More than a month after the Ebola outbreak was officially declared in the Democratic Republic of the Congo, doctors and humanitarian workers are warning that the epidemic is far from contained, despite some encouraging recoveries. On June 16, 2026, medical staff at the general hospital in Mongbwalu, eastern DR Congo, celebrated the discharge of three patients: a man, a woman, and a child. The woman, Florance, is a hospital accountant who contracted the virus while handling the bodies of deceased patients. She sought treatment immediately, before symptoms appeared. Fourteen patients in total have recovered in Mongbwalu, offering a glimmer of hope. However, the situation remains dire across the 34 affected zones in two countries, Uganda and the DR Congo.
The outbreak was officially declared on May 17, 2026, but the World Health Organization received an alert as early as May 5. Cases are believed to have occurred in April, possibly even early April, though the index case is unknown. As of June 15, there were 837 confirmed cases and 196 deaths, but numbers have since risen to 1,155 confirmed cases and 304 deaths. Dr. Guyguy Manangama, an epidemiologist with Médecins Sans Frontières (MSF), notes that not all recent deaths have been tested for Ebola—some could be due to malaria or other infections. Additionally, many cases are in inaccessible areas due to security concerns, especially mining communities with cross-border movement.
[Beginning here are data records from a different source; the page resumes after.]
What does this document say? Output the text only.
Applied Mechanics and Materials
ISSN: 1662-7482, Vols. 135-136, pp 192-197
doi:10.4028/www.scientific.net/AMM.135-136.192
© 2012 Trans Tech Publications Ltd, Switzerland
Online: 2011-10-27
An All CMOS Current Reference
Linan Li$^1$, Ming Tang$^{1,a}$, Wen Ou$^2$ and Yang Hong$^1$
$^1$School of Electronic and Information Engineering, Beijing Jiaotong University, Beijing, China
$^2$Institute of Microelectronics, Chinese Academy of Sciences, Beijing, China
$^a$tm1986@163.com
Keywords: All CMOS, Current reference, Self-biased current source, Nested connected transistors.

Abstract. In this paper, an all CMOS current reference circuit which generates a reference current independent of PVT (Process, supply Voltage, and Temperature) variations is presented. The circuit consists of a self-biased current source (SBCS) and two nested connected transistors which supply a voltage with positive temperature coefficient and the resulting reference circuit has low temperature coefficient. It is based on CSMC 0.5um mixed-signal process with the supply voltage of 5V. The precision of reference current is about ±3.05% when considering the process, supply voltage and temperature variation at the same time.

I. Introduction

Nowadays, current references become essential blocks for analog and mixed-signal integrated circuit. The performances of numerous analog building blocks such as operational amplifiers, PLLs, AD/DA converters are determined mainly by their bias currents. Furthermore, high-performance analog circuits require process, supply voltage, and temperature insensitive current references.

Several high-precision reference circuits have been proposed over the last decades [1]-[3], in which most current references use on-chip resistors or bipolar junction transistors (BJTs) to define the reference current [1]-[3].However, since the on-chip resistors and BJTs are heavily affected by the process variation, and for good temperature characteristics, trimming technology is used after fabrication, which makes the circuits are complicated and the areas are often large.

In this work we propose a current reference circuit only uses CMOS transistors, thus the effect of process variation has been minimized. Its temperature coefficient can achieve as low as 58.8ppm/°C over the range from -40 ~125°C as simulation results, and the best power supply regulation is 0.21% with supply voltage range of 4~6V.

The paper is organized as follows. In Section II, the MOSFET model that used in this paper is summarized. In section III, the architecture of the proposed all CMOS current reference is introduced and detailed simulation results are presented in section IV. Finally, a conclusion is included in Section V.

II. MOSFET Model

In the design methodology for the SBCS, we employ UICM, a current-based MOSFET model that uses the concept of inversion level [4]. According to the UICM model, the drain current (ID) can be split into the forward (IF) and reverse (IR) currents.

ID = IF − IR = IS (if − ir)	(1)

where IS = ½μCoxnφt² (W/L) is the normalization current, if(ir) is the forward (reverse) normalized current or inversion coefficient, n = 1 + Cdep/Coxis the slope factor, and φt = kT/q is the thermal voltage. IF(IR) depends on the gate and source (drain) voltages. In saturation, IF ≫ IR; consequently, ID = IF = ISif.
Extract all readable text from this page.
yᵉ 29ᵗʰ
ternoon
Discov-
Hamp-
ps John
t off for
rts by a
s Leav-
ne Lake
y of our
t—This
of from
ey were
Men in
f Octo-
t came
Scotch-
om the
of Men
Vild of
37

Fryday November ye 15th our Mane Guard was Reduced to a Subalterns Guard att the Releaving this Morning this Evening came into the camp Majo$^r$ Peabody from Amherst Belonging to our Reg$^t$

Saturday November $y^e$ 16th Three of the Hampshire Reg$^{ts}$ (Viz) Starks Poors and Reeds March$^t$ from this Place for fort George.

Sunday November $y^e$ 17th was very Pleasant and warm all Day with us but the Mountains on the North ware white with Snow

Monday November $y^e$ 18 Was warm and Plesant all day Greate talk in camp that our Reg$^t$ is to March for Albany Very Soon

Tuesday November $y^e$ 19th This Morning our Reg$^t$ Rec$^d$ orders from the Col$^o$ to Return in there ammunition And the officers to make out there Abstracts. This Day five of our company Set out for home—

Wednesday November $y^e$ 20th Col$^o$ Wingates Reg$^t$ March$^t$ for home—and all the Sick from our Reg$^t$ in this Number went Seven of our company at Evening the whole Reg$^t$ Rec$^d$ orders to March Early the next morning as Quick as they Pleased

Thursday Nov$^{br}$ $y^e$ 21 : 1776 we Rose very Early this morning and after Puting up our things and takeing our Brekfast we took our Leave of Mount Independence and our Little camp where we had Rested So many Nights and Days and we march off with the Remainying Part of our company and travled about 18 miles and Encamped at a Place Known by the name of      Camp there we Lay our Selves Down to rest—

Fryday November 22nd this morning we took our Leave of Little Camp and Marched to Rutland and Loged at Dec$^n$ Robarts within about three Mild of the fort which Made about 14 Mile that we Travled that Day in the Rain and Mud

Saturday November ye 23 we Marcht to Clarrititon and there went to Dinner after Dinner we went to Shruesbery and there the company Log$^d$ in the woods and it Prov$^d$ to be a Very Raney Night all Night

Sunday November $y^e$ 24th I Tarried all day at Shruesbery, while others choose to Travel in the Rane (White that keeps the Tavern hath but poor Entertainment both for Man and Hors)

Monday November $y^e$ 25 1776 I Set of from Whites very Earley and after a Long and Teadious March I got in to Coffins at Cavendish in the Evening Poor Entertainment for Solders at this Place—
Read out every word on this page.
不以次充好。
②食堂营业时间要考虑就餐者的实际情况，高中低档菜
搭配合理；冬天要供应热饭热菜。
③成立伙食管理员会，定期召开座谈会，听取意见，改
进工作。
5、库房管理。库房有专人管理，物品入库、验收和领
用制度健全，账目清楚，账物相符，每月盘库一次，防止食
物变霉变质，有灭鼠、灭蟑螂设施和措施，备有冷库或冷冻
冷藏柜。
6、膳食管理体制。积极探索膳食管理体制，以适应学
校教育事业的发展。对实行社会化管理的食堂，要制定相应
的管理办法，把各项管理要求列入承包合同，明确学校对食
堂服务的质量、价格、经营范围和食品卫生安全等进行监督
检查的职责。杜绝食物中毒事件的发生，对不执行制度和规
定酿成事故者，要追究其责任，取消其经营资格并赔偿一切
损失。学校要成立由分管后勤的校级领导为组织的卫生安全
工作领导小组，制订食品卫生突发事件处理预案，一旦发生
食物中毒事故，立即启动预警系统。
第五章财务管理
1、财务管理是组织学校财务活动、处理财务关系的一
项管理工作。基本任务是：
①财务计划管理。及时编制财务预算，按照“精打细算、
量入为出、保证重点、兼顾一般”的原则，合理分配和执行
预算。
Contact tracing remains a major hurdle. Only about 40% of contacts are currently being traced, far below the 90–95% needed to control the outbreak. Without improvement, case numbers could reach record levels. The hospital in Mongbwalu lacks basic supplies, including a blood bank and electrolytes essential for treating patients with vomiting and diarrhea. Medical teams also face hostility from some community members, who sometimes chase them away with sharp objects. Distrust is fueled by rumors linking the disease to organ trafficking, and many resist safe burial practices. Two treatment centers were attacked in early June.
Despite these challenges, there are signs of progress. A laboratory from the National Institute of Biomedical Research was set up in Mongbwalu on June 3, enabling faster diagnosis. Treatment has evolved since the 2014 epidemic, with monoclonal antibodies and redesigned centers that allow family visits. Recovered patients are becoming ambassadors to help dispel rumors and build trust within communities.